Stacking - Yousef's Notes

Ensemble learning is training an ensemble model, which is a combination of several base models, each individually performing worse than the ensemble model.
Train an ensemble of weak models, e.g., random forest and gradient boosting.
Combining multiple weak models can create a strong ensemble because when multiple uncorrelated models agree, they are likely to agree on the correct outcome.
Uncorrelated: use different features and/or different types of weak models. Same models with different hyperparameter tuning are unlikely to be strong.
Three ways to combine weakly correlated models into an ensemble model:
- Averaging: for regression or score-based classification. Averaging all models’ predictions about input $x$.
- Majority vote: for classification.
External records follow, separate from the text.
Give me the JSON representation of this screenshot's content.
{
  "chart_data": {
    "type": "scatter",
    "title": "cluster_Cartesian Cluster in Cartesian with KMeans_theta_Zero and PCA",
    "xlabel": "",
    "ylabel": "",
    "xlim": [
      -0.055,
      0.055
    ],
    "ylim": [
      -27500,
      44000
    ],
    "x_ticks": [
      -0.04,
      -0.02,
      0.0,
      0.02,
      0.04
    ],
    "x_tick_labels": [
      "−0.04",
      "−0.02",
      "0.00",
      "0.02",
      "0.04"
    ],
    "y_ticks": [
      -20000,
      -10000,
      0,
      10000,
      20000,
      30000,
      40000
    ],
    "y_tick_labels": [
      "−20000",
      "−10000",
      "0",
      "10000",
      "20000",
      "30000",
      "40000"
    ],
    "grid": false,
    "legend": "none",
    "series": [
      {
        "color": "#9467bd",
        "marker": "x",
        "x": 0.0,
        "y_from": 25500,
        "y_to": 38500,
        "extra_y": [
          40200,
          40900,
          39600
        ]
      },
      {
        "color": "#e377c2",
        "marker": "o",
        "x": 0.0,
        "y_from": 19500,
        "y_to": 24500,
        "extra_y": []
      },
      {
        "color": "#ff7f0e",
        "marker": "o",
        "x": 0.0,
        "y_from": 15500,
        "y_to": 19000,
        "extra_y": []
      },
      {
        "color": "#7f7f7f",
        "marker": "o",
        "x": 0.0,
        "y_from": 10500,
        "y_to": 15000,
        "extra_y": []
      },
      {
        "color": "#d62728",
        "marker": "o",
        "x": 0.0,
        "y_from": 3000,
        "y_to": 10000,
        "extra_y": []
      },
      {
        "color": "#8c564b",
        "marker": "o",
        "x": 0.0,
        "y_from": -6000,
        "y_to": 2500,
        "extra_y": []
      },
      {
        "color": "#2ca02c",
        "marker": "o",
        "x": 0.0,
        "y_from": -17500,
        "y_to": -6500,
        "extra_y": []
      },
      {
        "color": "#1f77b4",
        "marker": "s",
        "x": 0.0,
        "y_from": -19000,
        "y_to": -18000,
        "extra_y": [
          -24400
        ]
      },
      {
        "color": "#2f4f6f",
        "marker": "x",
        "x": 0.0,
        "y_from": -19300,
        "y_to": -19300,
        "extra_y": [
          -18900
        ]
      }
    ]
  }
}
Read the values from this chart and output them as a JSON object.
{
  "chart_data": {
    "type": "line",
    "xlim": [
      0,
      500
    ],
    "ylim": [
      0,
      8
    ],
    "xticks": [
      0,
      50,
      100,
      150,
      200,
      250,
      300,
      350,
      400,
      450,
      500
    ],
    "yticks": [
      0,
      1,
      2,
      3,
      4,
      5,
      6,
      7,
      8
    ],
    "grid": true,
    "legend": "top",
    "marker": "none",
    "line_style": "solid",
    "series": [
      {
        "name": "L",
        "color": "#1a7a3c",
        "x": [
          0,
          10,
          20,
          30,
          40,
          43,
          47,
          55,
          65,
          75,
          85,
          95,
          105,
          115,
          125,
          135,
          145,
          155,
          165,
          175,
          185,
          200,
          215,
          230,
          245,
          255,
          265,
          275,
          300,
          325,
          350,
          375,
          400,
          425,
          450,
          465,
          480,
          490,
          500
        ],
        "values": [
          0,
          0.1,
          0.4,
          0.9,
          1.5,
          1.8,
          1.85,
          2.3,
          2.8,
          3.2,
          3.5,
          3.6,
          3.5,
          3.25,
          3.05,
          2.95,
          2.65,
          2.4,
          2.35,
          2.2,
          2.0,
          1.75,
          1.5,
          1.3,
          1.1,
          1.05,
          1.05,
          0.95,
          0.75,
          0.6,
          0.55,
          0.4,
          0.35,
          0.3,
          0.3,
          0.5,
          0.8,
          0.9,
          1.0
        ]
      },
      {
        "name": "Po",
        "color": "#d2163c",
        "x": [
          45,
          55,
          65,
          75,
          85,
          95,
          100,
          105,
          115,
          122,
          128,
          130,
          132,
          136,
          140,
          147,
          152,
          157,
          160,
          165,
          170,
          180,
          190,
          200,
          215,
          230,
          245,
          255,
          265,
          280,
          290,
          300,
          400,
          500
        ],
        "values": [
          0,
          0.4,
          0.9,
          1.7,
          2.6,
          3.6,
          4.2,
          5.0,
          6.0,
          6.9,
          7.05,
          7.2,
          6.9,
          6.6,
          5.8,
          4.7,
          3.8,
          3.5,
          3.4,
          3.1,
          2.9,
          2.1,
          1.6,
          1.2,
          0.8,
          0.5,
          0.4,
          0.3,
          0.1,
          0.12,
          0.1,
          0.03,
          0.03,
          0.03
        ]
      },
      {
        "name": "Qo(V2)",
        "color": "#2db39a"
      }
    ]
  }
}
Returning the majority class among all models’ predictions about input $x$.
- Model stacking: trains a strong model by inputting the outputs of other strong models.

#Training

Use different machine learning algorithms and models,
Weakly correlate base models by randomly sampling the features of the training dataset.
The same learning algorithm can produce sufficiently uncorrelated models when trained with very different hyperparameter values.

Ensure the meta-model combines base model outputs effectively, without overfitting
Use k-fold cross-validation: how well a model generalizes to an independent dataset.
Recap: split the dataset into k roughly equal parts (folds) and use one fold as the validation set and the others as the training set. Average the performance across all k folds.
Prevent data leakage by using only out-of-fold predictions to train the meta-model
Evaluate the full stack: it should outperform individual base models on the validation set.
Tune base model hyperparameters independently, then train the metamodel on out-of-fold predictions.
Tune the whole stack jointly via nested cross-validation (computationally expensive).

Create the synthetic training set for the stacked model, following a process similar to the one for cross-validation.
First, split all training data into $>10$ blocks. The more blocks the better, but the process of training the model will be slower.
Temporarily exclude one block from the training data, and train the base models on the remaining blocks.
Then use the models to make predictions on the excluded block.
Obtain the predictions, and build the synthetic training examples for the excluded block by using the predictions from the base models.